D’autant que la simplicité de sa poésie naïve se greffe, dès le XVème siècle, sur l’air de chansons à la rusticité joviale. Souvent, des «  Vaux de Villes (= airs prisés et populaires, faciles à chanter) ou des Airs communs et que tout le monde sçait », explique Sébastien de Brossard dans son Dictionnaire de Musique (1703). Notamment des chansons à danser ou à boire. Même des chansons grivoises lorsque Clément Janequin (1485-1558) parodie la chanson malicieuse Il estoyt une fillette/ Qui vouloit sçavoir le jeu d’amours pour la transformer en un noël fringant : Il estoyt une fillette/ Que le filz de Dieu voulut aimer (vers 1540). Cette pratique se développe au XVIIème siècle. Dans l’Avis aux âmes pieuses ouvrant son volume de Noëls nouveaux et cantiques spirituels nouvellement composés et mis en lumière sur les plus beaux airs de Cour et chants de ce temps (1665), François Collet (1628-1680 ?) en explique le mode opératoire : « je me suis avisé de convertir ces chansons de dissolution et de débauche que l’on oit tous les jours dans la ville de Paris, en Cantiques de piété ; afin que ceux qui ont offensé Dieu par le chant mélodieux de ces airs impudiques, se servent des mêmes airs pour le louer et pour reconnaître en même temps leur crime ».

Au cours des XVème et XVIème siècles, dans la plupart des provinces de France, des recueils de noëls sont imprimés à profusion. Tels ces Cantiques de noëls anciens les mieux faicts et les plus requis du commun peuple mis sous presse vers 1590 au Mans ou La grande Bible des Noëls tant vieils que nouveaux que Pierre Binard fait imprimer à Paris en 1699. L’un et l’autre nous livreront la plupart des textes des noëls utilisés par Charpentier dans sa Messe de minuit avec, souvent, la référence de la chanson populaire à laquelle ils empruntent la mélodie.

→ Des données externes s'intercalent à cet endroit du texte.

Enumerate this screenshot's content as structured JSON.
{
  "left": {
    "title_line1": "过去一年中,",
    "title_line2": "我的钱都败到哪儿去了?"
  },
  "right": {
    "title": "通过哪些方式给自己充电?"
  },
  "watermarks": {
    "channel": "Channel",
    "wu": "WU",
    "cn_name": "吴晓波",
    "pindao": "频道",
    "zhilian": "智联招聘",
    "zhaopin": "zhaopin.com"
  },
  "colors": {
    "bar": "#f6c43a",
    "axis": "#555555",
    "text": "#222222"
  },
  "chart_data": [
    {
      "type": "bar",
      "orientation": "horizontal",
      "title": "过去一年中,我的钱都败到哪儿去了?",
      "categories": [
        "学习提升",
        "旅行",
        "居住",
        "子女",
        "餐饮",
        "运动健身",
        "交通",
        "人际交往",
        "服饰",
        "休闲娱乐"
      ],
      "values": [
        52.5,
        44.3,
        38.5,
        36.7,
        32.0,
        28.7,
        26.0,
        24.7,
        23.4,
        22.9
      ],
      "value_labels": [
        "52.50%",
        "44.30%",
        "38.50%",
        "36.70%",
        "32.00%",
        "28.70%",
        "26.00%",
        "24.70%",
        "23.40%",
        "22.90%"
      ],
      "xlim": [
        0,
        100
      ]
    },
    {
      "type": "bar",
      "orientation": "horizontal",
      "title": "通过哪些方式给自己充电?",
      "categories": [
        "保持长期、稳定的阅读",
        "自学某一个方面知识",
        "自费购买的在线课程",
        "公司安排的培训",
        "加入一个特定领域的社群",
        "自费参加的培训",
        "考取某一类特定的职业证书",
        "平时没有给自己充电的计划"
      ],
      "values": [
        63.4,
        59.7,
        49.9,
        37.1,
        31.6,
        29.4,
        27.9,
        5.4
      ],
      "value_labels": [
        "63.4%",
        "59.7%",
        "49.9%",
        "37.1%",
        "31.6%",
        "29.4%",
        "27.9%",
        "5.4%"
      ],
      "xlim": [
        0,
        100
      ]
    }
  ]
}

La grande Bible des Noëls tant vieils que nouveaux, 1699, Pierre Binard, Gallica, BnF

Si, par le canal des colporteurs, ces textes imprimés se faufilent dans les chaumières, ils pénètrent également des salons mondains déjà acquis aux bergeries depuis le succès des romans pastoraux. Certains d’entre eux sont si couramment chantés que leurs incipits s’insinuent dans le registre familier des épistoliers. Ainsi, Madame de Sévigné « loue le torticolis qui vous (sa fille) a empêché d’avoir la fatigue de manger avec ces gens-là ; vous avez fort bien laissé paître vos bêtes sans vous » (lettre du 3 janvier 1676). Près d’un siècle plus tard, Voltaire (1694-1778) adresse à Marie de Vichy de Chamrond, marquise du Deffand (1696-1780) un Noël pour un souper à sa façon. « Tout le monde fait aisément des noëls malins, parce que tout le monde les aime, mais on n’a jamais fait de noëls galants à la louange de personne, pas même à celle de la Sainte Famille, dont tous les chrétiens sont convenus de se moquer à la fin de décembre » (lettre du 2 décembre 1774). Il y joint un texte à entonner en chœur : Laissez paître vos bêtes/ Vous messieurs qui ne l’êtes pas. Comme l’analysera l’abbé Arnaud, « l’esprit français, (étant) dégagé des étreintes de l’ancienne civilisation », les noëls traditionnels les plus connus s’invitent désormais à la table des réveillonneurs.

Tel n’était, bien évidemment, pas l’esprit dans lequel Charpentier opère la fusion d’onze timbres (= dessins mélodiques) de noëls populaires avec les textes latins de l’ordinaire de la messe. Il n’est cependant pas le premier à tenter l’expérience. En 1694, Guillaume Minoret (1650-1720), sous-maître pour la Chapelle Royale de Versailles depuis le 1er juillet 1683, avait composé une Missa pro tempore Nativitatis Domini empruntant leur mélodie à neuf noëls populaires. L’un et l’autre s’inscrivent dans le prolongement d’une tradition née avec la Renaissance : celle de la missa parodia. Au lieu de puiser son matériel thématique dans le plain-chant, la « messe parodie » superpose un texte liturgique et une musique empruntée à une pièce préexistante : un motet, un madrigal ou une chanson profane, tous bien connus des fidèles. Ainsi, Clément Janequin, curé d’Unverre (Perche) qui préfère la chanson à la musique d’église, nous laisse deux messes. Toutes deux se greffent sur deux airs profanes qui décident de leur titre : la Missa la Bataille (1532) et la Missa L’Aveuglé Dieu (1554).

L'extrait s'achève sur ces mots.